[OCWR] Week 2 - OpenCitations Weekly Report

Week from Aug 10 to Aug 16

Introduction

The goal of the second week was to do a complete code refactoring of graphlib.py from the CCC repository, a Python module which reflects the OCDM (OpenCitations Data Model) and makes it possible to easily construct Python objects that can later be stored persistently as RDF graphs through the use of storer.py. Hence, I firstly had to analyze the module in order to understand its inner workings.

The original graphlib.py module defines four classes: GraphEntity, GraphSet, ProvEntity and ProvSet. The latter two classes implement the data model section related to the provenance of the stored entities: since – at least at this stage of the project – we are still unsure about how to improve the logic behind these classes (as it’s the main goal of the entire 5-months period), I skipped them and I only focussed on the other ones.

Report

Code refactoring

Strictly following the latest version of the OCDM described in this document, I designed a new class hierarchy that represents more closely all the different entities stored by OpenCitations. Previously, GraphEntity was used as a general abstraction of a generic entity described by the OCDM. Now, GraphEntity is the base class of some more specific classes which inherit from it only a handful of methods (among them, the constructor): because of this, every other method had to be moved into the right subclass according to the OCDM definitions.

Download link: click here to download a simple UML graph that shows the new class hierarchy.

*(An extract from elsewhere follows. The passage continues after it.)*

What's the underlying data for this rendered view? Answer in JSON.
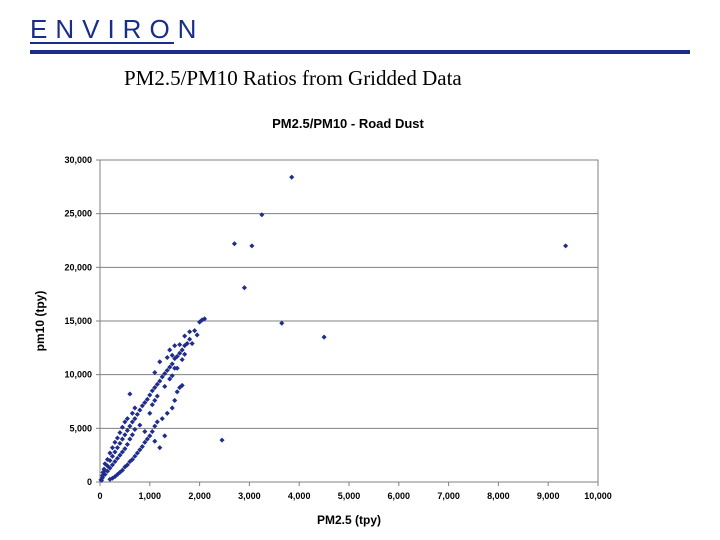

Then, it was GraphSet’s turn: this class acts both as a collection of GraphEntity objects and as a factory to easily instantiate them. In fact, it provides a set of factory methods such as add_an(...), add_br(...), add_ci(...), etc. : while previously these methods returned a generic GraphEntity object, now they produce an object of the right subclass. This brings a lot of advantages to the library since it leaves less room for errors, as it’s now impossible to call a method of class A on a class B instance, while previously every method was defined in the same GraphEntity class. This required some changes to the semantics of the _add(...) and _add_ci(...) methods and the removal of the – now useless – _generate_entity(...) (both from GraphSet and ProvSet).

In the end, I created a new personal GitHub repository which contains all of the new code. It’s called oc_ocdm and it’s organized as a list of files, one for each Python class. It was created and initialized through the use of Poetry, a useful tool which makes really easy to produce and publish Python packages on online repositories such as PyPi.

In order to make this package self-contained, I had to extrapolate some external functions defined inside support/reporter.py and support/support.py from the CCC repository: some classes of the package relied on those functions, so I included them in the package inside a reporter.py and a support.py files. The only other external dependency left is the one from rdflib itself.

Documentation

During the code refactoring process, I took care of writing down some comments for each method. As for now, they only act as reminders to myself, so that I can know what every method is supposed to do. Unfortunately, they are really concise and not very useful for documentation purposes. In the next days, it will be very important to enhance them, mainly transforming them into proper Python docstrings: this will also enable, in the future, automatic tools (such as PyDoc or Doxygen) to build a documentation for the library.

Example:

# HAS IDENTIFIER
# <self.res> DATACITE:hasIdentifier <id_res>
def has_id(self, id_res: Identifier) -> None:
    self.g.add((self.res, GraphEntity.has_identifier, URIRef(str(id_res))))

Type hints for type checking

I chose to add Python 3.7+ type hints through the code as a way to enforce type safety inside the library. For example, the GraphSet.add_br(...) method signature became like this:

def add_br(self, resp_agent: str, source_agent: str = None, source: str = None,
            res: URIRef = None) -> BibliographicResource:

This enables automatic tools such as MyPy to statically analize type soundness of the code, acting as an additional testing level which is able to notify the developers in cases of types misuse, which often is the root cause of unexpected problems.

Adding those annotations caused some circular dependencies to arise where two classes A and B referenced each other through type annotations (simply reflecting a circular dependency between the two OCDM entities). Nothing to be worried about, actually, since the involved import statements are expected to be used only by static type checkers. I fixed this inconvenience by using the following logic where needed:

from typing import TYPE_CHECKING
if TYPE_CHECKING:
    from oc_ocdm.bibliographic_resource import BibliographicResource

(typings.TYPE_CHECKING is always False at runtime)

Tests

As for unit testing, I arranged a tests folder inside the oc_ocdm repository which will contain a test module for each oc_ocdm’s class. I still haven’t written any test at this moment: it’s surely something that needs to be done in the following week.